In chapter three, the factory, the citizens of this world are excited for the unveiling of World Of Goo Corps. newest product, known only as "Product Z".  The goo-balls are trying to navigate and escape the factory, all of its forgotten and failed experimental merchandise haunting the memories of the player.  The exits in this chapter are typically only accessible by destroying or dismantling one of these nightmarish machinations.  On the last level of the chapter, the goo-balls find that they have been used the whole time to fire up the launch of Product Z, which turns out to be a laser that converts the whole world into the internet.
Chapter four is the new world of this internet.  The landscape is vacant, with bits of pointless information clogging up the tubes.  One level has you collecting pieces of a chat-room conversation, which are made of digital goo.  The goo-balls come across a search engine called MOM who tells them that the way to fix the world and end the World of Goo Corps. is to go to the depths of the recycle bin and un-delete every piece of information within.  They do so, and the Corps. is overrun with information, which blows up the HQ, restoring the world to its prior state.

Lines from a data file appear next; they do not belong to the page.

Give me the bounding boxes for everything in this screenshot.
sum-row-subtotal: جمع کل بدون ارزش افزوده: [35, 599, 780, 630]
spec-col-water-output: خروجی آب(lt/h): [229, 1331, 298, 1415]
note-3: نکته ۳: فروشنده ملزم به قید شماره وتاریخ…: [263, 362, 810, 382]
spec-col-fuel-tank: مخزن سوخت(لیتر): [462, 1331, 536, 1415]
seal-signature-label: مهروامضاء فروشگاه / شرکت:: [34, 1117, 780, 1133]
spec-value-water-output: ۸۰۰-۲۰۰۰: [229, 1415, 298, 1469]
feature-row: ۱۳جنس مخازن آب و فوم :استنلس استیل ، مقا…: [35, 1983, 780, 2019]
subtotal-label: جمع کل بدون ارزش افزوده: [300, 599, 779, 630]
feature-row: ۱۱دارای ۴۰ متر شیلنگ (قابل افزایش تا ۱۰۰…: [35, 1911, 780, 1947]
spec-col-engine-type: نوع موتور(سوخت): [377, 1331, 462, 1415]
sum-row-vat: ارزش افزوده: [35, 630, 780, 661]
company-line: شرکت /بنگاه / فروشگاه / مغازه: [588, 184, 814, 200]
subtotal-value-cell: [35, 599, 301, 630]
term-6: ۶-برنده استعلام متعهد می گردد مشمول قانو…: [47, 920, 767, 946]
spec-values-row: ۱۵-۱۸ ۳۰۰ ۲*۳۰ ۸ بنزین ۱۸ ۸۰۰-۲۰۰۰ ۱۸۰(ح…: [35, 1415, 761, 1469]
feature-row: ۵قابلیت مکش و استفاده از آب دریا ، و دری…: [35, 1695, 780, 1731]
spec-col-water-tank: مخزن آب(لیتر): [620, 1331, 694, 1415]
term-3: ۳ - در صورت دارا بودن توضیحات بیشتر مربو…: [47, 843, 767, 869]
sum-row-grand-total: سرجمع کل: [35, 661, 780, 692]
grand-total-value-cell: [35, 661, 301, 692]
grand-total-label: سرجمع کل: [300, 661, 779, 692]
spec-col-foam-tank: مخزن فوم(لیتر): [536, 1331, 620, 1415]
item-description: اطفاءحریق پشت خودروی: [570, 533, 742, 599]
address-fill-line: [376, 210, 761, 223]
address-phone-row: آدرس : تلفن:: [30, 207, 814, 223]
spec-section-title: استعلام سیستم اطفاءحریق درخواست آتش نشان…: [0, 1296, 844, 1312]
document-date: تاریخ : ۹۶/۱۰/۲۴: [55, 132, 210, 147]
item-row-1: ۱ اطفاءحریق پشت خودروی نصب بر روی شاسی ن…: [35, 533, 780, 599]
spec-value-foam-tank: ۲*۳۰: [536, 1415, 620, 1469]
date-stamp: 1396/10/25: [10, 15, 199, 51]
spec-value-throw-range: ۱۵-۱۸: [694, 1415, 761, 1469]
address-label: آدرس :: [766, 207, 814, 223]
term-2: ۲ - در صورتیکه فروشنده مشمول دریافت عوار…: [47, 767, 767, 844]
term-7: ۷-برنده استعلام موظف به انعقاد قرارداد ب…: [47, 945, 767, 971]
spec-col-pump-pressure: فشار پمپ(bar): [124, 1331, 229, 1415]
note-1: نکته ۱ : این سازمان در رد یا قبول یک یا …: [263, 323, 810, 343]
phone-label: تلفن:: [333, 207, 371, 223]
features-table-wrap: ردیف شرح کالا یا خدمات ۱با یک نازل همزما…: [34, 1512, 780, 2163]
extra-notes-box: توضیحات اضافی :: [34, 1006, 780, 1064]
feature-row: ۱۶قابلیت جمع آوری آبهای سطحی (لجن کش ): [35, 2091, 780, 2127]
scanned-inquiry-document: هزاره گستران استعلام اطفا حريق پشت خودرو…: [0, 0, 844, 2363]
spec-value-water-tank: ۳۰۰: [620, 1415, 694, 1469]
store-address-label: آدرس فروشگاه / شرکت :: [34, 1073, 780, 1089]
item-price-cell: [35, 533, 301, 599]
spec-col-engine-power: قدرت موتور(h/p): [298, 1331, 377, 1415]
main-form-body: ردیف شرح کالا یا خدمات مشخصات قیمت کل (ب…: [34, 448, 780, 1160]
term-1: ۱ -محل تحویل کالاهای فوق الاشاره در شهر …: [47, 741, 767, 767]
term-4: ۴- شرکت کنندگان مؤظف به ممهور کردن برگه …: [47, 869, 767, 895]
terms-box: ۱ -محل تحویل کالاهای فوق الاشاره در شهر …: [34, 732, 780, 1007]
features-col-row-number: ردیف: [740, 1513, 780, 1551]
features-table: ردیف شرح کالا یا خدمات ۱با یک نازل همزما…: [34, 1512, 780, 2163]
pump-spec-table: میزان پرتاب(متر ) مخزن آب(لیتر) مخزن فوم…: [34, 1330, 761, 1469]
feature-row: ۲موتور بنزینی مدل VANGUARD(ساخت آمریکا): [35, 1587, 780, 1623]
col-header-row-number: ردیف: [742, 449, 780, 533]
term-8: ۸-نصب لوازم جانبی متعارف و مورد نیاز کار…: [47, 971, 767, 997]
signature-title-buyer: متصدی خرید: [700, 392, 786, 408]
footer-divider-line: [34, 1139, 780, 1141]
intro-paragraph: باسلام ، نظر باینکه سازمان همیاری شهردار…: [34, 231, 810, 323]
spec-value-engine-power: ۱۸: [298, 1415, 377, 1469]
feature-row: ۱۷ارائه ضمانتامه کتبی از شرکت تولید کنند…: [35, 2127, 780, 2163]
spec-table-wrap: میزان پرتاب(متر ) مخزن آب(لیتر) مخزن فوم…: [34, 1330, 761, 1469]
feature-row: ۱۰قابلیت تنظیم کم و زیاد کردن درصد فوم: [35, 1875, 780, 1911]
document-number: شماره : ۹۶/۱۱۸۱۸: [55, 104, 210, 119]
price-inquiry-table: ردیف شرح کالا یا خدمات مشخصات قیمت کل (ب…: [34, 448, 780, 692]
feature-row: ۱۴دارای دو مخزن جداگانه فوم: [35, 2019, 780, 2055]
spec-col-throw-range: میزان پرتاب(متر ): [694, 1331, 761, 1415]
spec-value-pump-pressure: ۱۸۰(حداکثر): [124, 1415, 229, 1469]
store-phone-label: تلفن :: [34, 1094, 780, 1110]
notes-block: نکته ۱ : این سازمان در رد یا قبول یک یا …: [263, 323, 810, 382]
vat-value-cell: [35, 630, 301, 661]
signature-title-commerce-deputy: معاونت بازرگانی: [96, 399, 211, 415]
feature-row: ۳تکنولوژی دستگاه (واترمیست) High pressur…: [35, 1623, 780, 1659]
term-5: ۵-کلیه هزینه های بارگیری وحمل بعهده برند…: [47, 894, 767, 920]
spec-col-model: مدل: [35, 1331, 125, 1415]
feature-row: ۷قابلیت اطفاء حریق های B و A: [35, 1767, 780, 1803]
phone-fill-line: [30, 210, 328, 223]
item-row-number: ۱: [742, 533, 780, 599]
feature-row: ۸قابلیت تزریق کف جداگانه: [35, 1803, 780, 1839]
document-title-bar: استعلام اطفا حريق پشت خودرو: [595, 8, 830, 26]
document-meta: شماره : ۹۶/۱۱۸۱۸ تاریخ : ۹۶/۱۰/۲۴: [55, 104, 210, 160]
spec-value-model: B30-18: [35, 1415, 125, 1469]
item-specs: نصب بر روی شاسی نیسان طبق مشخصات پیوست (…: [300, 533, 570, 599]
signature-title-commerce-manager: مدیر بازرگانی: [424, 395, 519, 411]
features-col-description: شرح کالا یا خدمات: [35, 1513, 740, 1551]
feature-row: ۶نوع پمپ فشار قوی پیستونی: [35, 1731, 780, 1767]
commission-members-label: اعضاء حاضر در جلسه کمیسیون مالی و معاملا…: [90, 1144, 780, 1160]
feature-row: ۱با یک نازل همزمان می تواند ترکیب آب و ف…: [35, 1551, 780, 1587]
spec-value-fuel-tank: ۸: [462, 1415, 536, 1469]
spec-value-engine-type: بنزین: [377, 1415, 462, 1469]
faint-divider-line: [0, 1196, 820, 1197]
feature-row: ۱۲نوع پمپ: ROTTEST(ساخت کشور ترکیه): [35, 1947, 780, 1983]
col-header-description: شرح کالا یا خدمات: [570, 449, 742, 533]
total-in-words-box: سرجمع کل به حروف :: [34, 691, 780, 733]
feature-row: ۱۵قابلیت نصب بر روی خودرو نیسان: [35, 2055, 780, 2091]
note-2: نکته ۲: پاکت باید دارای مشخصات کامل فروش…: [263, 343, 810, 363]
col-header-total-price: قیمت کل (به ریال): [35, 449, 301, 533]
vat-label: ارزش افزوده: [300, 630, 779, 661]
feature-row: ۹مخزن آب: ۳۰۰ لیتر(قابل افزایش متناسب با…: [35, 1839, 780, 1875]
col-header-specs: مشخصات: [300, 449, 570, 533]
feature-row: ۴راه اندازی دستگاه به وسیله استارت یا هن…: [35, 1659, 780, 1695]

There is an epilogue with levels to complete, but it basically equates to "beyond the end" and nothing more.  But beyond the epilogue is a clever little scene that sarcastically stabs at Downloadable Content (DLC).  In a lot of games nowaday, DLC is a sly way for a game developer to squeeze more money out of consumers without delivering much of a product.  In this scene in World of Goo, a little sales shack lies by a cliff in the middle of nowhere.  The proprietor of this DLC stand is interested in selling you a World of Goo T-shirt, or tourist's map (but upon inspection of his inventory, discovers he is fresh out).  Eventually, he settles on giving you the only thing left in stock.  When you go to look at it, it is a blimp with a banner that reads, "I bought a blimp".

SPOILERS END HERE.

World of Goo is part of the indie movement, made by the studio 2D Boy.  The indie movement has only grown stronger over time.  These are mostly games that seek to be art in a market that is so sure that games are only good as entertainment.  Where most studio releases all stick to the same tried-and-true formulas, games like World of Goo are unlike any other that exists, combining beautiful art design with thoughtful and original gameplay.  If there is anyone working to vindicate video games as an art form, it is our independent auteurs.